I believe in genetic memory. I’ve come back to where I was meant to be

KEVIN BODENHAM
Director of Moyo hair salon, Dublin
"I felt like I arrived home when I came to Dublin 11 years ago. People ask me all the time, 'Are you going home for Christmas?' and I say this is my home. The travel writer Pico Iyer has said, 'Home is where you become yourself,' and that is what I feel about the time I have been here.

“I had a difficult upbringing in South Africa, with an alcoholic father, and I needed to come here not just to heal myself but for a bit of generational healing as well. My great-grandfather moved to South Africa from Ireland, and I’m still trying to discover what caused him to leave. There was a lot about my father’s family that wasn’t spoken about.

“I believe in genetic memory, and I think I’ve come back to where I was meant to be. Everything seemed familiar to me when I arrived. All my senses were engaged. Everything smelled familiar even though it couldn’t be more different to South Africa. I’m comfortable here. I have a sense of complete and utter wellbeing here.

“I grew up a staunch Catholic, and I still pray, but I don’t attend Mass and I don’t follow the tenets of the Catholic faith. Everyone I have met here has played an important role in my life, but none of that would have been possible without my own self being healed. For me, being at home is reaching a sense of spiritual, emotional and mental wellbeing.

“South Africa remains my birthplace, and I return there every two years or so. I am really saddened by Nelson Mandela’s death and reminded of something he once said: there is nothing like returning to a place that remains unchanged to find the ways that you yourself have altered.

“That’s what I feel when I go back to South Africa.”

When my marriage broke down

I moved back to Ireland’

JANE STEPHENSON
Organiser of "inspirational events" through her business, Seminars.ie
"I moved from Ireland to Los Angeles when I finished college, at the age of 21. I had friends out there, and I loved California. I was self-employed in real estate, so I used to come back for Christmas and in the summertime to help my parents run a restaurant in the west of Ireland. For me then, home was where my parents were.

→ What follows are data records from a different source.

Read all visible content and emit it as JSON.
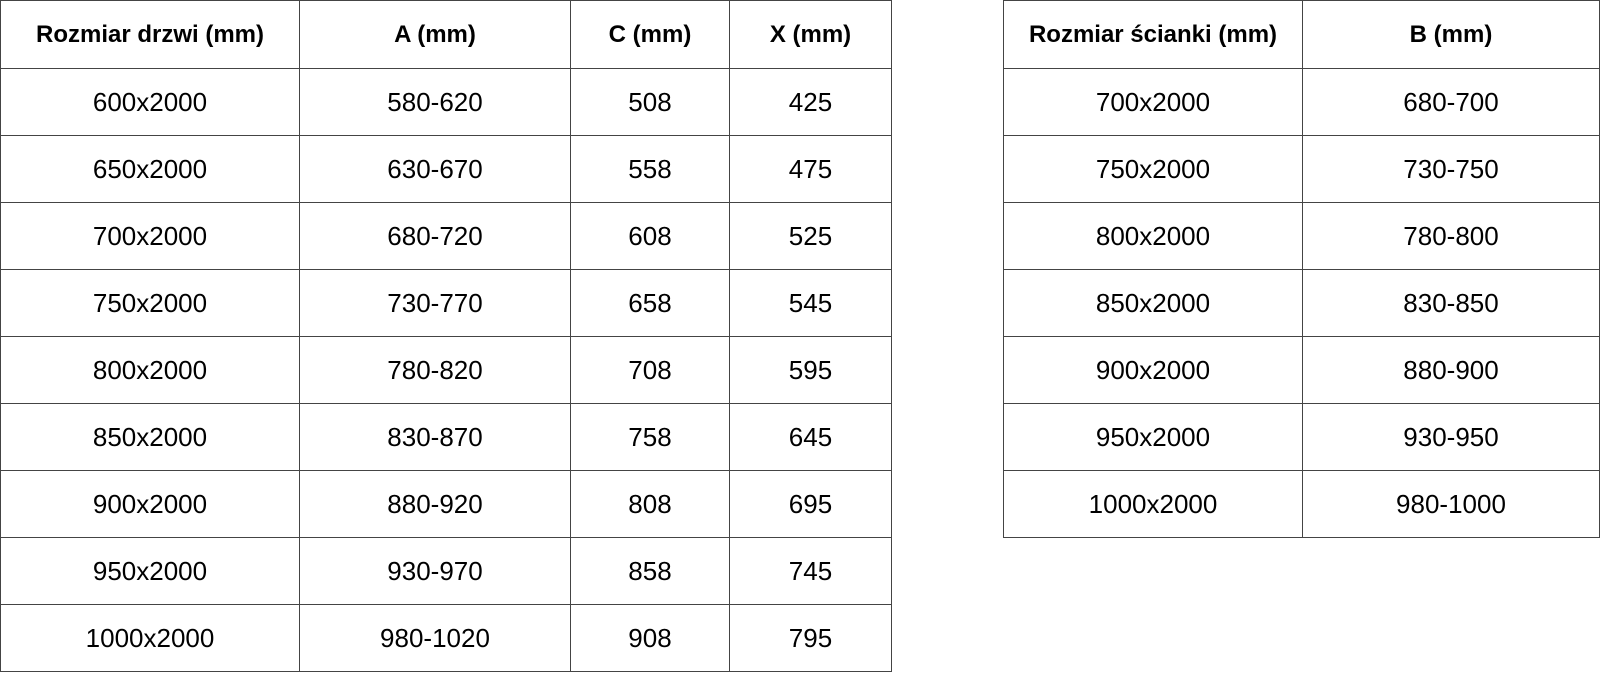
{
  "doors_table": {
    "headers": [
      "Rozmiar drzwi (mm)",
      "A (mm)",
      "C (mm)",
      "X (mm)"
    ],
    "rows": [
      [
        "600x2000",
        "580-620",
        "508",
        "425"
      ],
      [
        "650x2000",
        "630-670",
        "558",
        "475"
      ],
      [
        "700x2000",
        "680-720",
        "608",
        "525"
      ],
      [
        "750x2000",
        "730-770",
        "658",
        "545"
      ],
      [
        "800x2000",
        "780-820",
        "708",
        "595"
      ],
      [
        "850x2000",
        "830-870",
        "758",
        "645"
      ],
      [
        "900x2000",
        "880-920",
        "808",
        "695"
      ],
      [
        "950x2000",
        "930-970",
        "858",
        "745"
      ],
      [
        "1000x2000",
        "980-1020",
        "908",
        "795"
      ]
    ]
  },
  "wall_table": {
    "headers": [
      "Rozmiar ścianki (mm)",
      "B (mm)"
    ],
    "rows": [
      [
        "700x2000",
        "680-700"
      ],
      [
        "750x2000",
        "730-750"
      ],
      [
        "800x2000",
        "780-800"
      ],
      [
        "850x2000",
        "830-850"
      ],
      [
        "900x2000",
        "880-900"
      ],
      [
        "950x2000",
        "930-950"
      ],
      [
        "1000x2000",
        "980-1000"
      ]
    ]
  }
}
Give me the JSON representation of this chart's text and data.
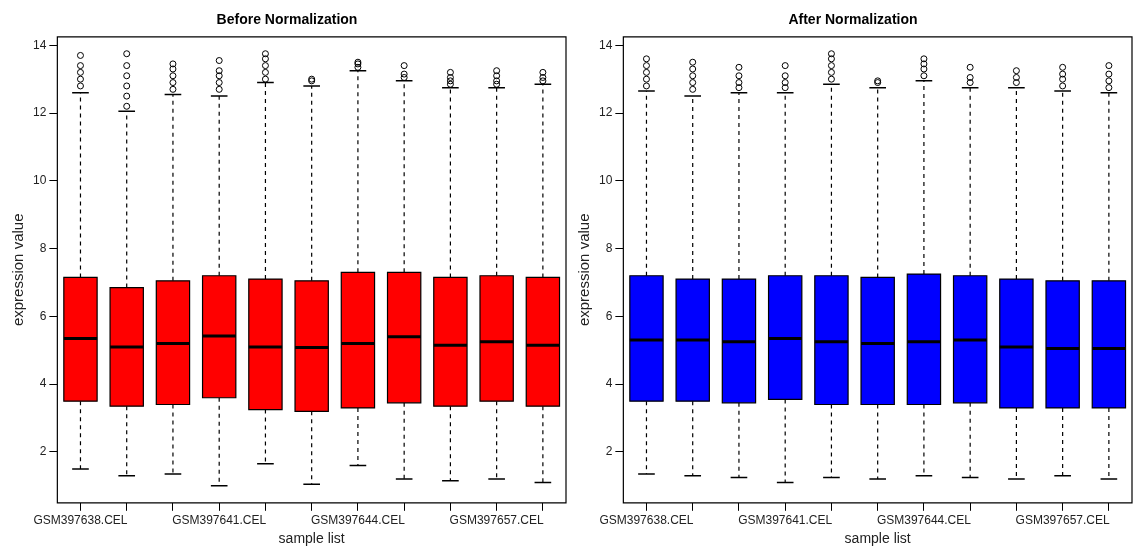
{
  "chart_data": [
    {
      "type": "box",
      "title": "Before Normalization",
      "xlabel": "sample list",
      "ylabel": "expression value",
      "categories": [
        "GSM397638.CEL",
        null,
        null,
        "GSM397641.CEL",
        null,
        null,
        "GSM397644.CEL",
        null,
        null,
        "GSM397657.CEL",
        null
      ],
      "ylim": [
        0.5,
        14.25
      ],
      "yticks": [
        2,
        4,
        6,
        8,
        10,
        12,
        14
      ],
      "series": [
        {
          "color": "#ff0000",
          "boxes": [
            {
              "low": 1.5,
              "q1": 3.5,
              "median": 5.35,
              "q3": 7.15,
              "high": 12.6,
              "outliers": [
                12.8,
                13.0,
                13.2,
                13.4,
                13.7
              ]
            },
            {
              "low": 1.3,
              "q1": 3.35,
              "median": 5.1,
              "q3": 6.85,
              "high": 12.05,
              "outliers": [
                12.2,
                12.5,
                12.8,
                13.1,
                13.4,
                13.75
              ]
            },
            {
              "low": 1.35,
              "q1": 3.4,
              "median": 5.2,
              "q3": 7.05,
              "high": 12.55,
              "outliers": [
                12.7,
                12.9,
                13.1,
                13.3,
                13.45
              ]
            },
            {
              "low": 1.0,
              "q1": 3.6,
              "median": 5.42,
              "q3": 7.2,
              "high": 12.5,
              "outliers": [
                12.7,
                12.9,
                13.1,
                13.25,
                13.55
              ]
            },
            {
              "low": 1.65,
              "q1": 3.25,
              "median": 5.1,
              "q3": 7.1,
              "high": 12.9,
              "outliers": [
                13.0,
                13.2,
                13.4,
                13.6,
                13.75
              ]
            },
            {
              "low": 1.05,
              "q1": 3.2,
              "median": 5.08,
              "q3": 7.05,
              "high": 12.8,
              "outliers": [
                12.95,
                13.0
              ]
            },
            {
              "low": 1.6,
              "q1": 3.3,
              "median": 5.2,
              "q3": 7.3,
              "high": 13.25,
              "outliers": [
                13.35,
                13.45,
                13.5
              ]
            },
            {
              "low": 1.2,
              "q1": 3.45,
              "median": 5.4,
              "q3": 7.3,
              "high": 12.95,
              "outliers": [
                13.05,
                13.15,
                13.4
              ]
            },
            {
              "low": 1.15,
              "q1": 3.35,
              "median": 5.15,
              "q3": 7.15,
              "high": 12.75,
              "outliers": [
                12.85,
                12.95,
                13.05,
                13.2
              ]
            },
            {
              "low": 1.2,
              "q1": 3.5,
              "median": 5.25,
              "q3": 7.2,
              "high": 12.75,
              "outliers": [
                12.85,
                12.95,
                13.1,
                13.25
              ]
            },
            {
              "low": 1.1,
              "q1": 3.35,
              "median": 5.15,
              "q3": 7.15,
              "high": 12.85,
              "outliers": [
                12.95,
                13.05,
                13.2
              ]
            }
          ]
        }
      ]
    },
    {
      "type": "box",
      "title": "After Normalization",
      "xlabel": "sample list",
      "ylabel": "expression value",
      "categories": [
        "GSM397638.CEL",
        null,
        null,
        "GSM397641.CEL",
        null,
        null,
        "GSM397644.CEL",
        null,
        null,
        "GSM397657.CEL",
        null
      ],
      "ylim": [
        0.5,
        14.25
      ],
      "yticks": [
        2,
        4,
        6,
        8,
        10,
        12,
        14
      ],
      "series": [
        {
          "color": "#0000ff",
          "boxes": [
            {
              "low": 1.35,
              "q1": 3.5,
              "median": 5.3,
              "q3": 7.2,
              "high": 12.65,
              "outliers": [
                12.8,
                13.0,
                13.2,
                13.4,
                13.6
              ]
            },
            {
              "low": 1.3,
              "q1": 3.5,
              "median": 5.3,
              "q3": 7.1,
              "high": 12.5,
              "outliers": [
                12.7,
                12.9,
                13.1,
                13.3,
                13.5
              ]
            },
            {
              "low": 1.25,
              "q1": 3.45,
              "median": 5.25,
              "q3": 7.1,
              "high": 12.6,
              "outliers": [
                12.75,
                12.9,
                13.1,
                13.35
              ]
            },
            {
              "low": 1.1,
              "q1": 3.55,
              "median": 5.35,
              "q3": 7.2,
              "high": 12.6,
              "outliers": [
                12.75,
                12.9,
                13.1,
                13.4
              ]
            },
            {
              "low": 1.25,
              "q1": 3.4,
              "median": 5.25,
              "q3": 7.2,
              "high": 12.85,
              "outliers": [
                13.0,
                13.2,
                13.4,
                13.6,
                13.75
              ]
            },
            {
              "low": 1.2,
              "q1": 3.4,
              "median": 5.2,
              "q3": 7.15,
              "high": 12.75,
              "outliers": [
                12.9,
                12.95
              ]
            },
            {
              "low": 1.3,
              "q1": 3.4,
              "median": 5.25,
              "q3": 7.25,
              "high": 12.95,
              "outliers": [
                13.1,
                13.3,
                13.45,
                13.6
              ]
            },
            {
              "low": 1.25,
              "q1": 3.45,
              "median": 5.3,
              "q3": 7.2,
              "high": 12.75,
              "outliers": [
                12.9,
                13.05,
                13.35
              ]
            },
            {
              "low": 1.2,
              "q1": 3.3,
              "median": 5.1,
              "q3": 7.1,
              "high": 12.75,
              "outliers": [
                12.9,
                13.05,
                13.25
              ]
            },
            {
              "low": 1.3,
              "q1": 3.3,
              "median": 5.05,
              "q3": 7.05,
              "high": 12.65,
              "outliers": [
                12.8,
                13.0,
                13.15,
                13.35
              ]
            },
            {
              "low": 1.2,
              "q1": 3.3,
              "median": 5.05,
              "q3": 7.05,
              "high": 12.6,
              "outliers": [
                12.75,
                12.95,
                13.15,
                13.4
              ]
            }
          ]
        }
      ]
    }
  ]
}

“I left LA in 1984 because I wanted to be back in Europe. I wanted to be in a multicultural place, so I moved to London. It was a bit of a wrench leaving the lovely climate, and I had to tone down my ‘American’ voice and laugh to become more English.

“I lived in London for 11 years. I moved around London quite a bit. Then I got married and had two children, so I started to feel like I belonged there.

“When my marriage broke down I couldn’t afford to stay in London, so I moved back to Ireland with my children to be close to my mother and brother. I always felt like I wanted to come home and for my children to grow up here. I’m back in Co Wicklow 18 years now and have recently become an empty-nester. (My son is in London and my daughter is in south Co Dublin.)

“When I go away I always like that feeling of returning home. I have an attachment to personal things which mean home to me. My house does feel like home, but I was burgled recently, which shakes your sense of home.

“My mother, who died earlier this year, was determined never to leave her home, and she didn’t: it was a very important part of her emotional health and longevity. But I’ve moved enough times to know that I can always uproot and move somewhere else and create that feeling again. I feel I’m not done yet. I have a big affinity to the west of Ireland.

“All the inspirational speakers I bring in through Seminars.ie say that you don’t need the material trappings to be home. Home is a sense of belonging, and you can feel at home wherever you are.”